What is Variance and Covariance & How to calculate both

What is Variance?

Variance is a measure of the difference between data points and average. The variance is a measure of the extent to which a group of data or numbers disperses by its mean (average) value.

Variance denotes the expected difference between the actual value.

The more the variance is dispersed from the average and the lower the variance value is, the more the variance value is dispersed.

Consequently, it is considered a measure of data distribution from the mean and variance thus depends on the standard deviation of the data set.

Types of Variance

The variance has 2 major types. These types are as follows:

Population Variance
Sample Variance

Polulation Variance

Population variance having the symbol σ2 informs you how the data points are dispersed throughout a given population. The population variance is the mean distance between the population’s data point and the average square.

The actual variance is the population variation, yet data collection for a whole population is a highly lengthy procedure. Rather, a population sample may be taken and population variation can be determined using sample variance.

Sample Variance

Sample variance is a type of variance by means of which metrics are examined and quantified through a systemic process of any particular sample data. Different algebraic formulae are utilized for the analytical process.

For analysis of small data sets, mostly the sample variances are employed. In general, information about 50 to 5,000 items is included in the sample variance dataset. The sample variance is used to avoid lengthy calculations of population variance.

Is variance always positive?

The variance is calculated by taking the square of the standard deviation. When a square (x²) of any value is taken, either its positive or a negative value it always becomes a positive value.

Therefore, while calculating the variance, when the standard deviation is squared ultimately a positive outcome is received. We can say that, now the variance is always positive because of taking the square of values as per formula.

How to interpret variance?

Typically referred to as σ², the variance is just a square of standard deviation. The formula for finding a variance in the dataset is σ² = Σ (x – μ)² / N.

Whereby μ is the mean of the population, x is the element in the data, N is the population's size and Σ is the symbol for representing the sum.

For instance, if a dataset’s standard deviation is 4, the variance would be 4² = 16. Similarly, if a dataset's standard deviation is 50, the variance would be 50² = 2500.

Otherwise let’s look at a value having standard deviation in points, i.e. 4.5, the variation is 4.5² = 20.25.

The more the values are distributed in a dataset, the greater the variance. Take into account three datasets together with their respective variances to interpret variance in a better way.

If the dataset is having 3 times 5 [5, 5, 5], then the variance would be equal to 0, which means no spread at all.

And if in the dataset [3, 5, 7] the variance is calculated, it comes out as = 2.67, which is some sort of spread. Moreover, if the data collection has values [1, 5, 99] a lot of spread is found as the variance will be 2,050.67

How to Calculate Variance?

Variance is computed by calculating a variable’s covariance and the square of the standard deviation, as represented in the equation below:

σ² = Σ(x-μ)² / N

In the formula represented above, u is the mean of the data points, whereas the x is the value of one data point, and N represents the total number of data points.

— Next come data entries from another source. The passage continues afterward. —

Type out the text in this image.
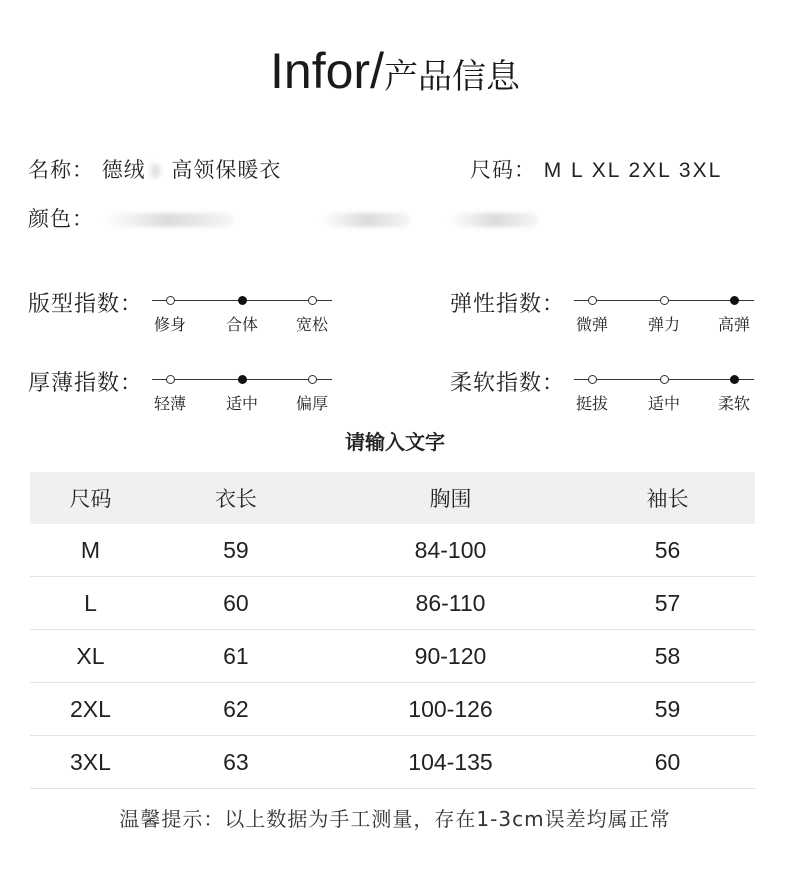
Infor/产品信息
名称： 德绒 高领保暖衣	尺码： M L XL 2XL 3XL
颜色：
版型指数：
修身 合体 宽松
弹性指数：
微弹 弹力 高弹
厚薄指数：
轻薄 适中 偏厚
柔软指数：
挺拔 适中 柔软
请输入文字
尺码	衣长	胸围	袖长
M	59	84-100	56
L	60	86-110	57
XL	61	90-120	58
2XL	62	100-126	59
3XL	63	104-135	60
温馨提示：以上数据为手工测量，存在1-3cm误差均属正常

It should be noted that, as the method operates by taking the square, the variance always will be positive or zero.

When the variance is zero, then the same value will probably apply to all entries. Likewise, a wide variance indicates that the numbers in the collection are distant from the average.

Moreover, the formula of variance can also be modified to scale the variance by the square of that constant if, for example, the data set values are scaled by a constant.

Step by Step Variance Calculation

You have become familiar with the formula for calculating the variance as mentioned above. Now let’s have a step by step calculation of sample as well as population variance.

The general procedure and first four calculation steps of sample and population variance are similar, however, the last step is distinct in both the types.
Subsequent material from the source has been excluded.